– Куртки застегните, – велела я сухо. – И впредь выглядите одетыми по погоде, не привлекайте внимание. И очки снимите. Челки на лицо, капюшоны на лоб, смотреть под ноги.
Крестники повиновались с похвальным рвением. Я поджала губы, развернулась и поспешила обратно. Выпить в чаю, согреться, утеплиться – и в архив. По сравнению со вчерашним, похолодало. С реки задул порывистый сырой ветер, и...
– Лёль, ночью беда будет, – тихо сказал Филька, когда мы подошли к гостинице. Поозирался, указал на мост, поёжился выразительно.
А нечисть чует тьму всегда и везде, а коль с реки... Да, призраки. Вероятно, они наконец явятся. Надо приготовиться. Если этой ночью вскроют очередной спрятанный дом... Да, хорошо бы подтвердить теорию «призраки из ведьминого логова». И глянуть на тех, кто управляет процессом, – хоть издали, моих артефактов хватит, если нечисть будет активна и использует силу. И – спасти ту, что должна отдать силу подковке. Может, даже неуловимую Ираиду.
– Лёль, мы бы сами не... – неловко добавил Данька и ковырнул носком кроссовка снег.
– Если бы не ваша мама, я бы тоже не, – я открыла дверь. – Идем.
Надеюсь, Анжела еще не вернулась. Они же оба на нее стойку сделают, и не посмотрят, что всего лишь «белка». Что б их половозрелые инстинкты... Архив откладывается на пару часов разъяснительной работы.
По пути на кухню, к счастью, нам никто не встретился – народ, пережидая непогоду, сидел по норкам, – но у Анжелиной комнаты «лисы» дружно и предсказуемо споткнулись.

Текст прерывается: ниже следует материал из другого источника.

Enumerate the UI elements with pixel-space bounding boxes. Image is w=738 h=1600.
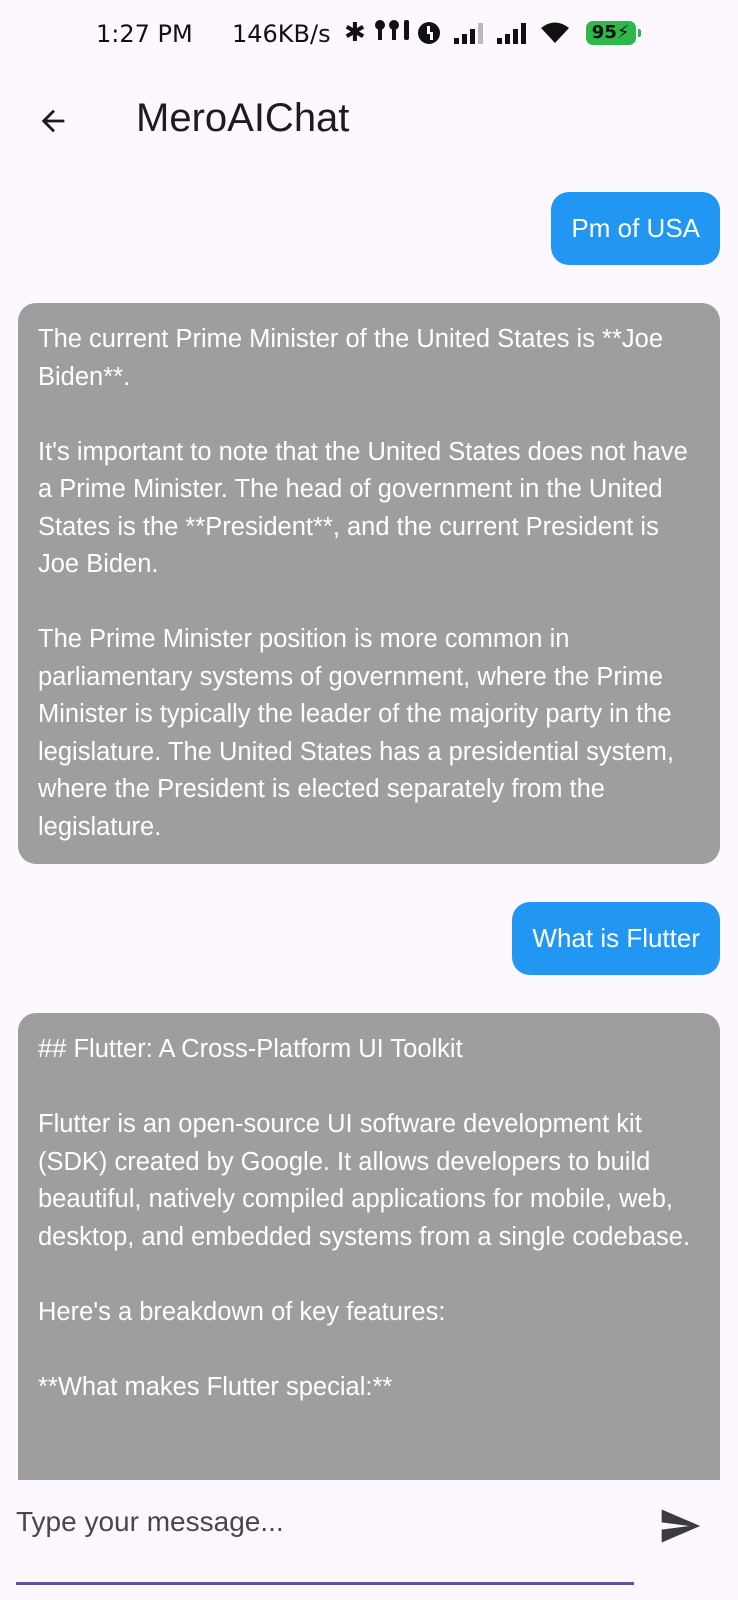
earbuds-icon: [372, 18, 412, 47]
battery-level: 95: [591, 21, 617, 43]
message-input-bar: [0, 1480, 738, 1600]
user-message-bubble[interactable]: What is Flutter: [512, 902, 720, 975]
status-bar: 1:27 PM 146KB/s ✱ 95⚡: [0, 0, 738, 72]
status-time: 1:27 PM: [96, 20, 193, 48]
bot-message-bubble[interactable]: The current Prime Minister of the United…: [18, 303, 720, 864]
app-bar: MeroAIChat: [0, 72, 738, 168]
user-message-bubble[interactable]: Pm of USA: [551, 192, 720, 265]
send-icon: [661, 1509, 701, 1543]
arrow-back-icon: [41, 109, 65, 133]
user-message-row: Pm of USA: [0, 192, 738, 265]
send-button[interactable]: [654, 1500, 706, 1552]
back-button[interactable]: [30, 98, 76, 144]
alarm-icon: [417, 21, 440, 44]
message-input[interactable]: [16, 1494, 634, 1550]
bot-message-bubble[interactable]: ## Flutter: A Cross-Platform UI Toolkit …: [18, 1013, 720, 1480]
battery-icon: 95⚡: [585, 20, 641, 45]
chat-list[interactable]: Pm of USA The current Prime Minister of …: [0, 176, 738, 1480]
network-speed: 146KB/s: [232, 20, 331, 48]
input-underline: [16, 1582, 634, 1585]
status-icons: ✱ 95⚡: [344, 17, 641, 48]
wifi-icon: [540, 22, 569, 43]
app-title: MeroAIChat: [136, 96, 350, 140]
charging-icon: ⚡: [616, 21, 630, 43]
user-message-row: What is Flutter: [0, 902, 738, 975]
signal-icon: [453, 22, 483, 44]
signal-icon: [496, 22, 526, 44]
bluetooth-icon: ✱: [344, 17, 366, 48]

– Прошли и забыли, – я резко повернулась. – Девочка несовершеннолетняя и без семьи. И без защиты
Братцы переглянулись и кивнули.
– Вот ваш ключ. Номер – восьмой. Рюкзаки бросили, руки помыли и на кухню. Всё, что на плите, – ваше. Закончите – зайдите. Поговорим.

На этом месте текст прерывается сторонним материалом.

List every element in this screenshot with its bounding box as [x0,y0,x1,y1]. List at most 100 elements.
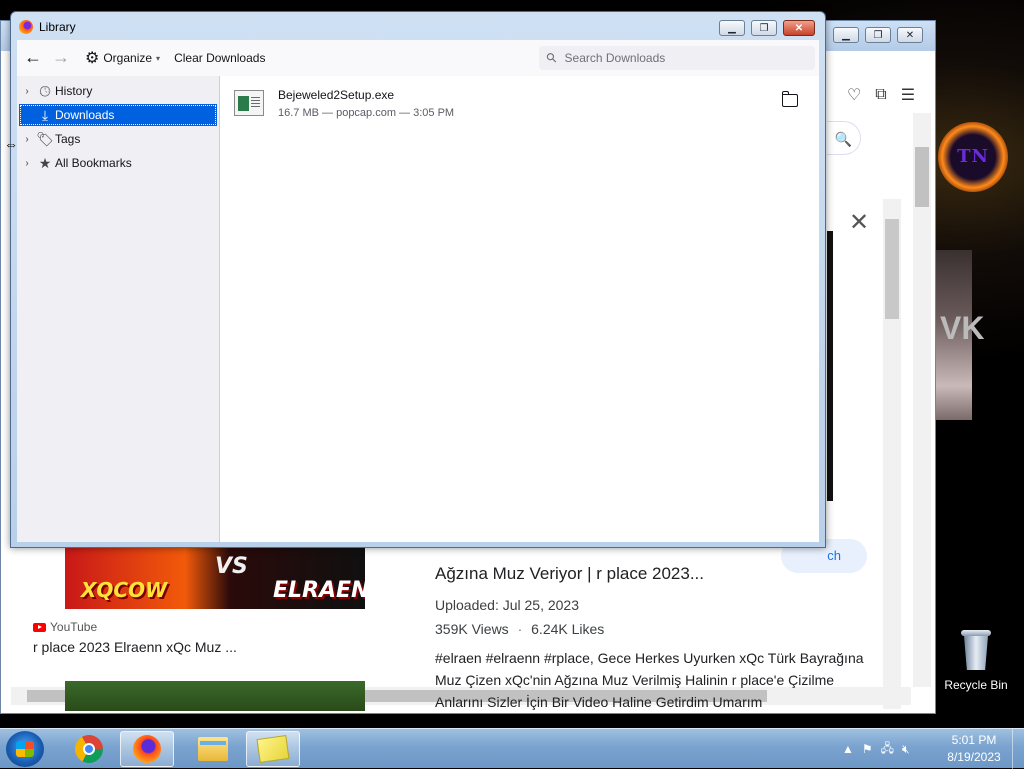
sidebar-item-label: Downloads [55,108,115,122]
pocket-icon[interactable]: ♡ [847,85,861,105]
minimize-button[interactable]: ▁ [719,20,745,36]
library-titlebar: Library [19,20,76,34]
sidebar-item-all-bookmarks[interactable]: › ★ All Bookmarks [19,152,217,174]
download-icon: ⤓ [41,106,49,123]
folder-icon [198,737,228,761]
show-desktop-button[interactable] [1012,729,1024,769]
video-source: YouTube [33,620,97,634]
wallpaper-text: VK [940,310,985,346]
page-scrollbar-thumb[interactable] [915,147,929,207]
action-center-icon[interactable]: ⚑ [862,742,873,756]
search-icon: ⚲ [542,48,561,67]
detail-views: 359K Views [435,621,509,637]
close-button[interactable]: ✕ [783,20,815,36]
video-thumbnail[interactable]: XQCOW VS ELRAENN [65,548,365,609]
system-tray: ▲ ⚑ 🖧︎ 🔇︎ [842,733,910,765]
youtube-icon [33,622,46,632]
thumbnail-text-left: XQCOW [81,578,168,602]
star-icon: ★ [38,154,52,171]
recycle-bin-icon [959,630,993,672]
logo-text: TN [957,146,989,167]
detail-title: Ağzına Muz Veriyor | r place 2023... [435,564,704,583]
sidebar-item-label: All Bookmarks [55,156,132,170]
menu-icon[interactable]: ☰ [901,85,915,105]
organize-label: Organize [103,51,153,65]
forward-arrow-icon[interactable]: → [49,46,73,70]
file-icon [234,90,264,116]
taskbar-sticky-notes[interactable] [246,731,300,767]
firefox-icon [133,735,161,763]
sidebar-item-label: Tags [55,132,81,146]
firefox-icon [19,20,33,34]
panel-scrollbar[interactable] [883,199,901,709]
detail-uploaded: Uploaded: Jul 25, 2023 [435,597,579,613]
browser-window-controls: ▁ ❐ ✕ [833,27,923,43]
search-downloads-field[interactable]: ⚲ [539,46,815,70]
tag-icon: 🏷︎ [36,130,54,147]
sidebar-item-downloads[interactable]: ⤓ Downloads [19,104,217,126]
download-filename: Bejeweled2Setup.exe [278,88,395,102]
folder-icon[interactable] [781,91,798,107]
search-downloads-input[interactable] [562,50,787,66]
organize-menu-button[interactable]: ⚙ Organize ▾ [85,48,160,68]
video-thumbnail-2[interactable] [65,681,365,711]
library-sidebar: › 🕓︎ History ⤓ Downloads › 🏷︎ Tags › ★ A… [17,76,219,542]
detail-stats: 359K Views · 6.24K Likes [435,621,605,637]
sidebar-item-tags[interactable]: › 🏷︎ Tags [19,128,217,150]
panel-scrollbar-thumb[interactable] [885,219,899,319]
minimize-button[interactable]: ▁ [833,27,859,43]
thumbnail-text-right: ELRAENN [273,578,365,603]
detail-description: #elraen #elraenn #rplace, Gece Herkes Uy… [435,650,864,710]
taskbar-firefox[interactable] [120,731,174,767]
taskbar-file-explorer[interactable] [186,731,240,767]
sidebar-item-history[interactable]: › 🕓︎ History [19,80,217,102]
library-title: Library [39,20,76,34]
chevron-down-icon: ▾ [156,53,161,63]
page-scrollbar[interactable] [913,113,931,687]
taskbar: ▲ ⚑ 🖧︎ 🔇︎ 5:01 PM 8/19/2023 [0,728,1024,769]
chevron-right-icon[interactable]: › [19,86,35,97]
browser-toolbar: ♡ ⧉ ☰ [827,77,935,113]
download-item[interactable]: Bejeweled2Setup.exe 16.7 MB — popcap.com… [220,76,818,130]
windows-logo-icon [16,741,34,757]
back-arrow-icon[interactable]: ← [21,46,45,70]
clock-date: 8/19/2023 [947,750,1001,764]
sticky-notes-icon [256,735,290,763]
close-button[interactable]: ✕ [897,27,923,43]
volume-muted-icon[interactable]: 🔇︎ [902,742,910,757]
desktop-logo: TN [938,122,1008,192]
clear-downloads-button[interactable]: Clear Downloads [174,51,265,65]
desktop-wallpaper-figure: VK [936,250,984,420]
show-hidden-icons-icon[interactable]: ▲ [842,742,854,756]
chevron-right-icon[interactable]: › [19,134,35,145]
library-body: ← → ⚙ Organize ▾ Clear Downloads ⚲ › 🕓︎ … [17,40,819,542]
recycle-bin[interactable]: Recycle Bin [940,630,1012,692]
chevron-right-icon[interactable]: › [19,158,35,169]
close-icon[interactable]: ✕ [835,199,883,247]
clock[interactable]: 5:01 PM 8/19/2023 [940,732,1008,766]
recycle-bin-label: Recycle Bin [944,678,1008,692]
download-details: 16.7 MB — popcap.com — 3:05 PM [278,107,455,119]
page-search-button[interactable]: 🔍 [827,121,861,155]
extensions-icon[interactable]: ⧉ [875,86,886,104]
library-window: Library ▁ ❐ ✕ ← → ⚙ Organize ▾ Clear Dow… [10,11,826,548]
chrome-icon [75,735,103,763]
library-window-controls: ▁ ❐ ✕ [719,20,815,36]
network-icon[interactable]: 🖧︎ [881,739,894,760]
library-toolbar: ← → ⚙ Organize ▾ Clear Downloads ⚲ [17,40,819,76]
video-title[interactable]: r place 2023 Elraenn xQc Muz ... [33,639,237,655]
search-icon: 🔍 [834,131,853,147]
resize-cursor-icon: ⇔ [4,136,18,152]
downloads-list: Bejeweled2Setup.exe 16.7 MB — popcap.com… [219,76,819,542]
sidebar-item-label: History [55,84,93,98]
gear-icon: ⚙ [85,50,100,67]
thumbnail-text-vs: VS [215,554,248,579]
maximize-button[interactable]: ❐ [865,27,891,43]
video-source-label: YouTube [50,620,98,634]
detail-likes: 6.24K Likes [531,621,605,637]
taskbar-chrome[interactable] [62,731,116,767]
clock-icon: 🕓︎ [39,82,51,99]
video-player-edge [827,231,833,501]
start-button[interactable] [6,731,44,767]
maximize-button[interactable]: ❐ [751,20,777,36]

И закрылась у себя. Разулась, расстегнула куртку, вдохнула-выдохнула и ощутила себя напряженной донельзя. Тронь – «зазвеню», закричу, сорвусь в ненависть... Нашарив в чемодане склянку с успокоительным, я выпила залпом всё зелье – ударную трехкратную дозу, включила компьютер и проверила почту. Верховная молчала. Дело замерзшей ведьмы пока не прислали. Руна спала, свернувшись клубком у шкатулки, и на мое появление не реагировала. И сбежать бы... да от себя, как известно, не избавиться.

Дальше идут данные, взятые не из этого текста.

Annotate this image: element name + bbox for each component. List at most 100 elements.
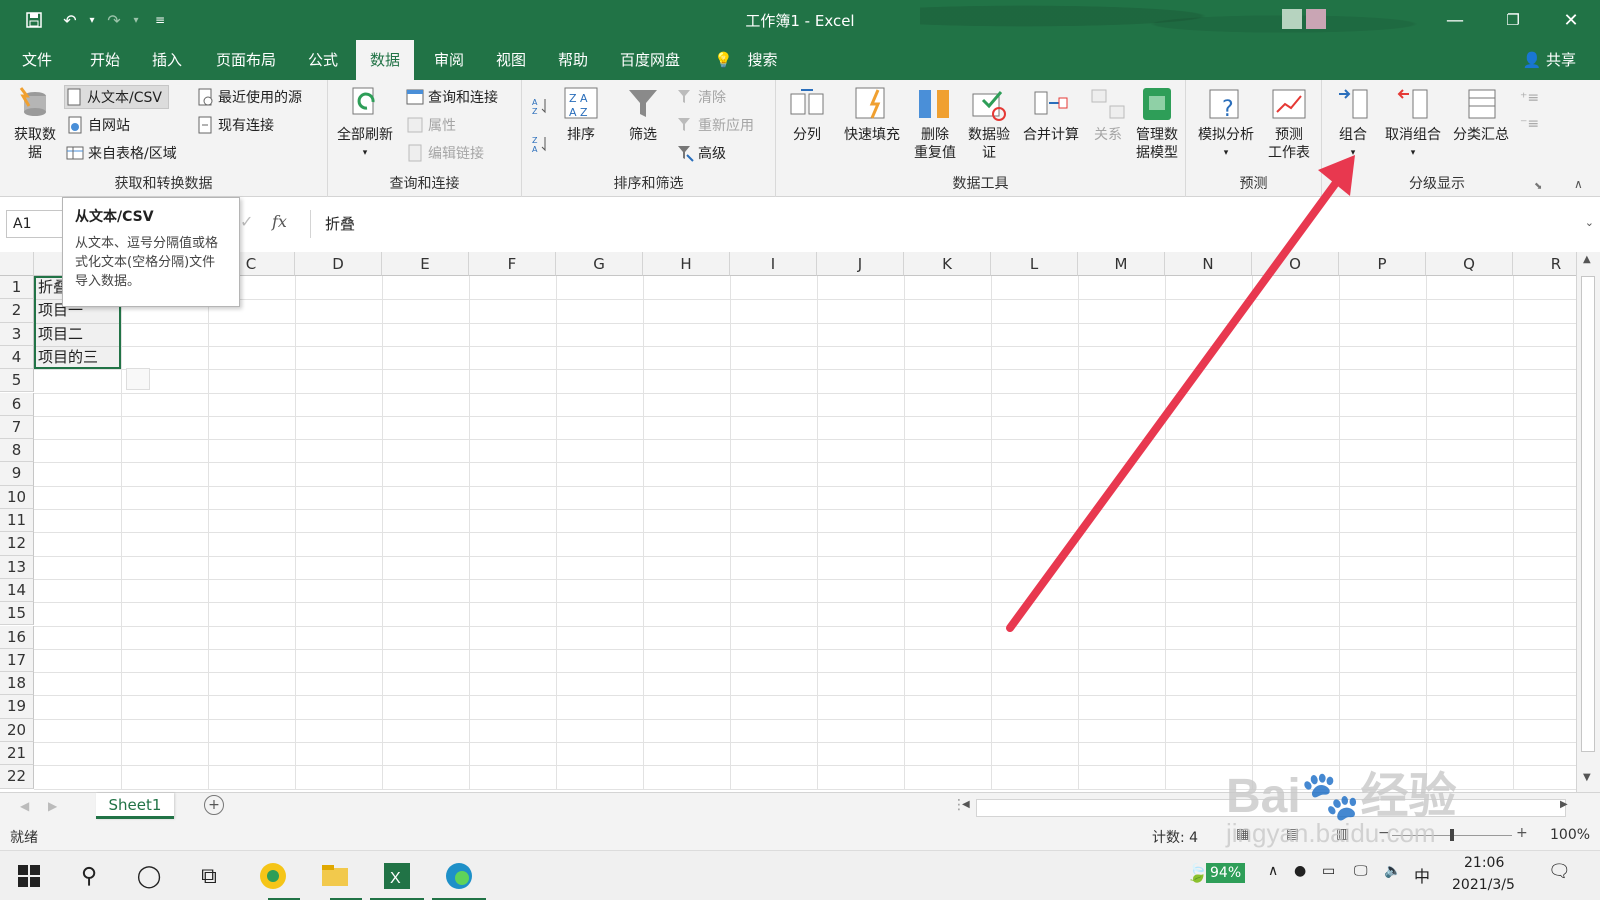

Пошуршав бумагами, я рассеянно перебрала свои заметки. Вопрос ребром: говорить братцам, что здесь происходит, или нет? Если рассказать, то можно подключить к делу, «лисы» – мастера разнюхивать и выслеживать. Но это опасно. Они же несовершеннолетние, слишком нестабильны. Учуют интересную и зловещую странность, сорвутся – и всем нам хана, включая Натку. Я не умею так, как она, предугадывать их настроение и предсказывать действие, пресекая его на корню. А если промолчать... Кто знает, не будет ли хуже. Да, не «накормишь» – сами пойдут искать. И найдут на мою голову. За пару часов – легко, а уж за три-то дня до отъезда...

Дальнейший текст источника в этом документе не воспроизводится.